Berlin : In der Krise muss es nicht immer Kaviar sein

Vor allem die kleinen Delikatessenläden bekommen zu spüren, dass den Berlinern das Geld nicht mehr so locker in der Tasche sitzt

Sebastian Esser

Eine Ziehharmonika spielt traurige Lieder, während die Massen an Kaviar-Baguettes, Petit Fours und Camembert aus der Normandie vorbeiziehen. Versonnen schauen die Verkäufer des Standes von „Lafayette“ auf der Grünen Woche den Kunden hinterher. „Eine Zeit lang sind sie gar nicht gekommen. Inzwischen geht es wieder“, sagt Hervé Clausier, der Standleiter. Wie alle Feinkostläden in Berlin hat Lafayette 2002 die große Krise des Gourmet-Essens gespürt. Erst seit einem Jahr gehe es langsam wieder bergauf, sagt Clausier, doch wann das alte Niveau erreicht ist, das weiß er nicht.

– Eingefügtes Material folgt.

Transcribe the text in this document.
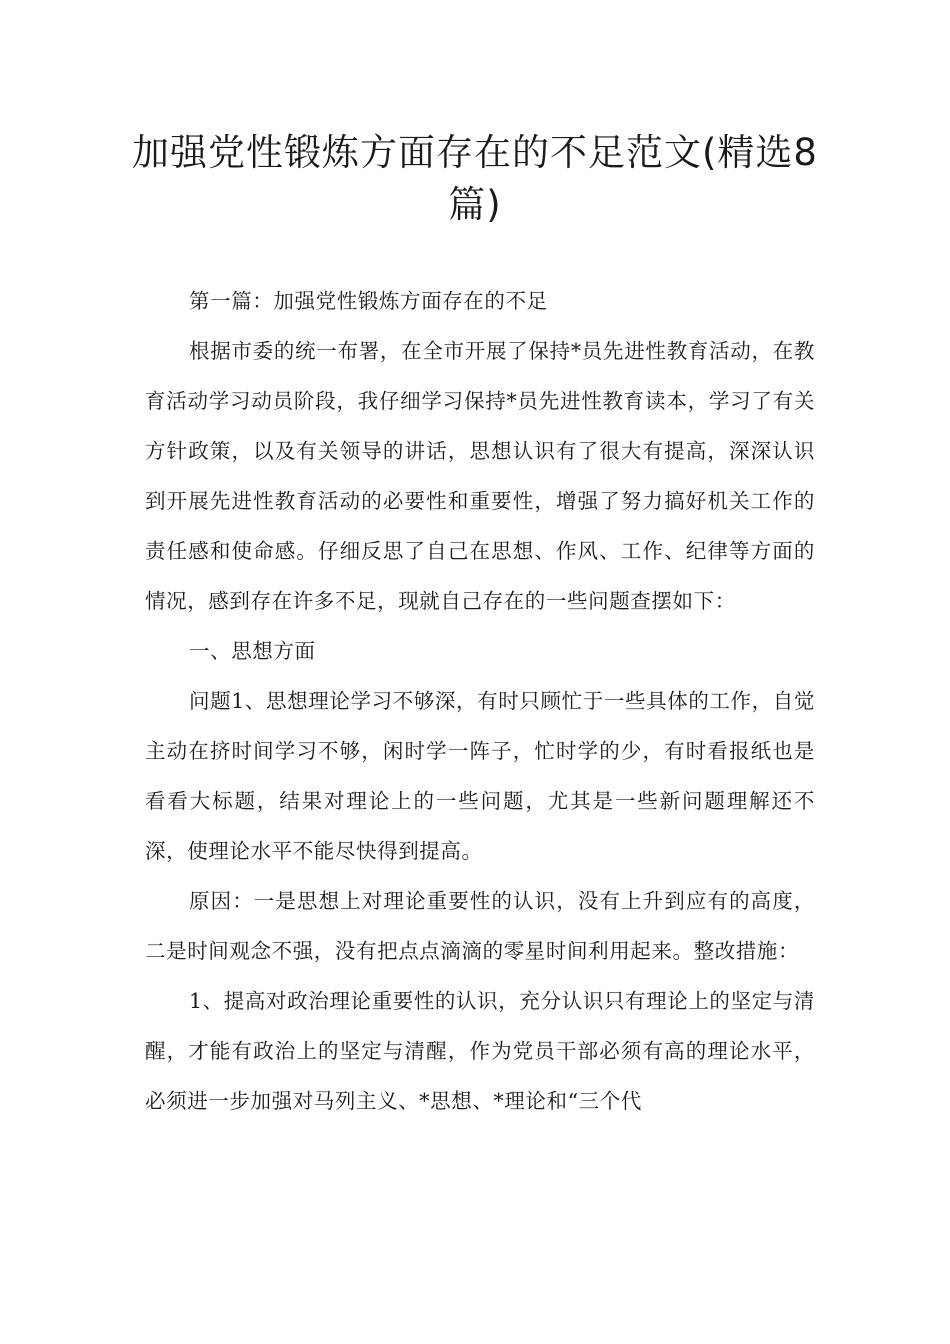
加强党性锻炼方面存在的不足范文(精选8篇)

第一篇：加强党性锻炼方面存在的不足

根据市委的统一布署，在全市开展了保持*员先进性教育活动，在教育活动学习动员阶段，我仔细学习保持*员先进性教育读本，学习了有关方针政策，以及有关领导的讲话，思想认识有了很大有提高，深深认识到开展先进性教育活动的必要性和重要性，增强了努力搞好机关工作的责任感和使命感。仔细反思了自己在思想、作风、工作、纪律等方面的情况，感到存在许多不足，现就自己存在的一些问题查摆如下：

一、思想方面

问题1、思想理论学习不够深，有时只顾忙于一些具体的工作，自觉主动在挤时间学习不够，闲时学一阵子，忙时学的少，有时看报纸也是看看大标题，结果对理论上的一些问题，尤其是一些新问题理解还不深，使理论水平不能尽快得到提高。

原因：一是思想上对理论重要性的认识，没有上升到应有的高度，二是时间观念不强，没有把点点滴滴的零星时间利用起来。整改措施：

1、提高对政治理论重要性的认识，充分认识只有理论上的坚定与清醒，才能有政治上的坚定与清醒，作为党员干部必须有高的理论水平，必须进一步加强对马列主义、*思想、*理论和“三个代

Ein Kaufhaus wie Lafayette ist groß genug, so etwas durchzustehen – andere nicht. Vor zehn Jahren eröffnete beispielsweise Benoît Romefort seinen Delikatessenladen „Grand Vignoble“ in der Joachim-Friedrich-Straße. Das Geschäft lief prächtig: Jede Woche verkaufte er 200 Kilo Käse, acht Meter Kühltheke waren gefüllt mit Edelpasteten, Rohmilchkäse, bestem Wein - doch dann war plötzlich Schluss. Zwei Dinge ließen den Gourmet-Markt in Berlin kollabieren, sagt Romefort: der Euro und der Winter. „Das war eine doppelte Klimakatastrophe für uns.“ Nicht nur die Temperaturen seien im Winter 2002 ungewöhnlich niedrig gewesen, auch die Stimmung der Kunden war frostig wie nie. Die Preise für Gemüse wie Salat und Tomaten schossen in den Himmel, weil die Ernte erfroren war. „Teuro“ wurde Wort des Jahres 2002, weil mit der neuen Währung alles teurer zu werden schien. Da blieben die Kunden weg.

Nach und nach entließ Romefort alle Mitarbeiter. Nach und nach wuchs der Schuldendruck. Nach und nach machten die kleinen Feinkostläden zu, die er belieferte. „Irgendwann war Schluss. Und das war dann schon wie eine Befreiung für mich“, sagt er. Auch Jens Wysocki stand Tag für Tag hinter seinem Tresen und wartete aber vergeblich auf die Kunden, als der Einbruch kam. „Manchmal konnte ich nur darüber lachen“, sagt er heute – doch damals tat es weh. Fünf Jahre lang gehörte Wysocki „Le Marais“, ein Delikatessengeschäft mit Wein und Spezialitäten in der Linienstraße in Mitte. Am Ende des Krisenjahres musste auch er dichtmachen.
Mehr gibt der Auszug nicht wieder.